Many
model search strategies involve trading off model fit with model
complexity in a penalized goodness of fit measure. Asymptotic properties
for these types of procedures in settings like linear regression and
ARMA time series have been studied, but these do not naturally extend
to non-standard situations such as mixed effects models, where simple
definition of the sample size is not meaningful.
We introduce a new class of strategies, known as fence methods,
for mixed model selection, which
includes linear and generalized linear mixed models.
The idea involves a procedure to isolate a subgroup of
what are known as correct models (of which the optimal model is a member).
This is accomplished by constructing a statistical fence, or barrier,
to carefully eliminate incorrect models. Once the fence is constructed,
the optimal model is selected from amongst those within the fence according
to a criterion which can be made flexible.
In addition, we propose two variations of the fence.

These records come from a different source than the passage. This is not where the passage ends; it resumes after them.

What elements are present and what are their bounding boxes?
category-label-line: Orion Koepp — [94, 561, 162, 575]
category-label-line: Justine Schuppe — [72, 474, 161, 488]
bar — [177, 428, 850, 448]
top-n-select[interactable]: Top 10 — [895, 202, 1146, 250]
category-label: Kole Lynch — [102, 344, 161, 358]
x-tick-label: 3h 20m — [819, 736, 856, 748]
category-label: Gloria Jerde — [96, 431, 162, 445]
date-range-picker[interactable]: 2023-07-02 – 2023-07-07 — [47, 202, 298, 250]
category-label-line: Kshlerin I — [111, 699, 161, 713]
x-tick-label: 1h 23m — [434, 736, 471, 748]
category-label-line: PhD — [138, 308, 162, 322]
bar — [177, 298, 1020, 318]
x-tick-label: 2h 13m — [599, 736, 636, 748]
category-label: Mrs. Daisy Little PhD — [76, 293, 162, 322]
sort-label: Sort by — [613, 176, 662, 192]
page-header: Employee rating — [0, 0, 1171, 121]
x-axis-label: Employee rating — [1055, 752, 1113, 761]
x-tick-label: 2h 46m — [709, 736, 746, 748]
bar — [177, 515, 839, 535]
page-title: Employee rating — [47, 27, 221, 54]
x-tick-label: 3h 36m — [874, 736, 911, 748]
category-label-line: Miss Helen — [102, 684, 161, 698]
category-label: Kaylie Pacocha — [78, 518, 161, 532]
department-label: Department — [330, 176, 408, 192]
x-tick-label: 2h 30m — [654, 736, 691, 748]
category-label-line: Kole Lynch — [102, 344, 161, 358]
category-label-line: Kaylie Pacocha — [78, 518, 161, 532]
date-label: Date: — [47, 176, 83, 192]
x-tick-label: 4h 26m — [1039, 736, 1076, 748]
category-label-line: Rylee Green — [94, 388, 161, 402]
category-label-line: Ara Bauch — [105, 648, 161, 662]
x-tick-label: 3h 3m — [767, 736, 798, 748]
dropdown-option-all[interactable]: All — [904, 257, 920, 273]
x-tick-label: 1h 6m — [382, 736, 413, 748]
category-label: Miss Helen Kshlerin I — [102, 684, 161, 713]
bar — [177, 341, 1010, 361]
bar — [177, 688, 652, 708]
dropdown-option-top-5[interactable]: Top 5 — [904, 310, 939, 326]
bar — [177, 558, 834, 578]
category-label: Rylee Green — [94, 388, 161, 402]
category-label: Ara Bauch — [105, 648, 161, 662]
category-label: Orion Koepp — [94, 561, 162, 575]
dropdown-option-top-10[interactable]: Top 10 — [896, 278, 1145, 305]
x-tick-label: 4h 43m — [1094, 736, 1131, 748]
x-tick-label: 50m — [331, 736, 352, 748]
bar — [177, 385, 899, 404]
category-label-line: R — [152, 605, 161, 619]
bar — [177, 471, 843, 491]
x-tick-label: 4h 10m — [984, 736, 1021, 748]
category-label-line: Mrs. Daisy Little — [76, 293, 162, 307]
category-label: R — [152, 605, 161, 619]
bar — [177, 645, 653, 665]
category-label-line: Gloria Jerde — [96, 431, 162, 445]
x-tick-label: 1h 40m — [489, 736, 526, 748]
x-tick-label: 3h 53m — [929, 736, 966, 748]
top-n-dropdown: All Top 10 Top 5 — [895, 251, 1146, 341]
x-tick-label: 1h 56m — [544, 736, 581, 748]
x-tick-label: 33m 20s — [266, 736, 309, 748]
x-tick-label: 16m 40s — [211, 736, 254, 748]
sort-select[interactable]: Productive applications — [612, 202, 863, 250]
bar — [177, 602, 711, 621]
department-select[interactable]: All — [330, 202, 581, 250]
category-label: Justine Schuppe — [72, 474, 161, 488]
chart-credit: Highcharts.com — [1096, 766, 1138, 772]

The first is a stepwise procedure to handle situations of many predictors;
the second is an adaptive approach for choosing a tuning constant.
We give sufficient
conditions for consistency of fence and its variations, a desirable property
for a good model selection procedure. The methods are illustrated through
simulation studies and real data analysis.
This work is joint with J. Sunil Rao of Case Western Reserve University,
Zhonghua Gu of ALZA Corporation and Thuan Nguyen of UC-Davis.